The bill to be unveiled Thursday by Senators Tom Cotton, Marco Rubio and Mike Braun states that companies that own or control app stores “shall not offer or support any app in [leur] app store in the United States that supports or enables e-CNY transactions”.

According to Cotton’s office, the digital yuan could provide the Chinese government with “real-time visibility into all transactions on the network, posing privacy and security concerns for American individuals who join this network.”

The Center for New American Security, a Washington, D.C.-based think tank, said in a January 2021 report that China’s digital currency and electronic payments system were “likely to be a boon to security surveillance. economy by the CCP and for the government’s interference in the lives of Chinese citizens,” noting that “transactions will contain accurate data about users and their financial activity.”

Apple Inc, Alphabet Inc’s Google, Ant Group, Tencent and the Chinese Embassy Washington did not immediately comment.

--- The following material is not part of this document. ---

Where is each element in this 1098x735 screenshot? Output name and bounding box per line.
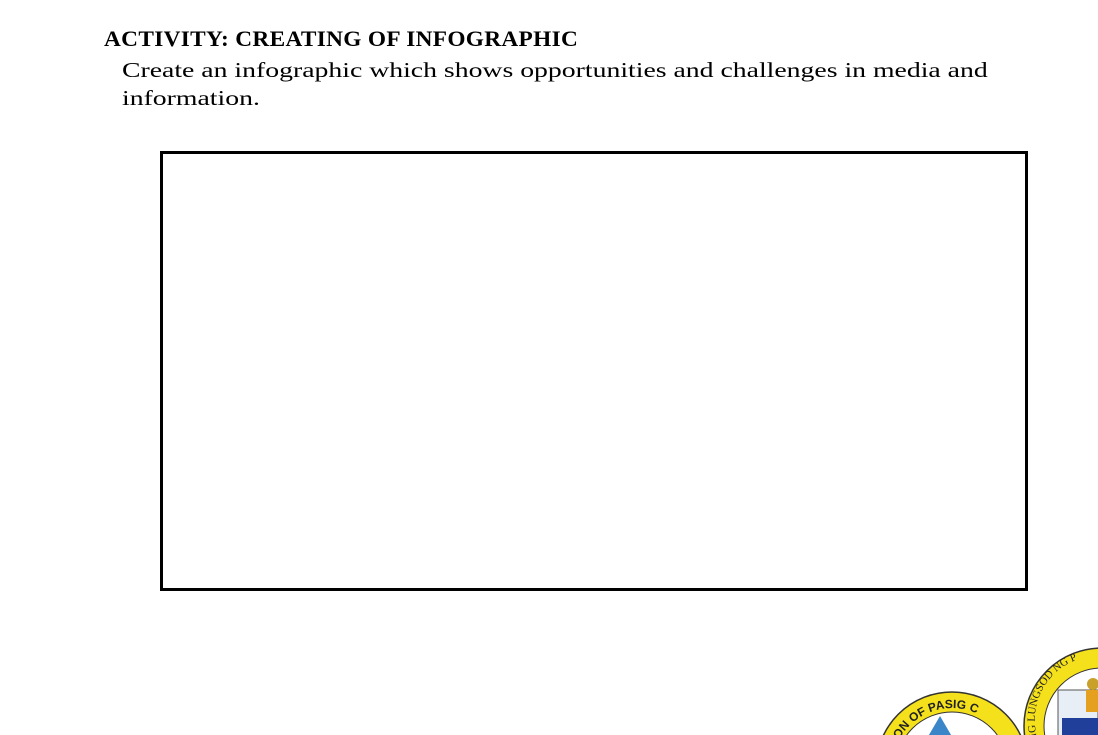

The move comes after WeChat, a messaging and payment app owned by Chinese company Tencent with over 1.2 billion users, announced it would start supporting the currency early this year. Alipay, the hugely popular payment app owned by Jack Ma’s Ant Group, also accepts digital currency. Both apps are available in the Apple and Google app stores.

While stopping potential national security threats linked to China is a rare point of bipartisan agreement in the deeply divided US Congress, the bill’s prospects for passage before the midterm elections are uncertain.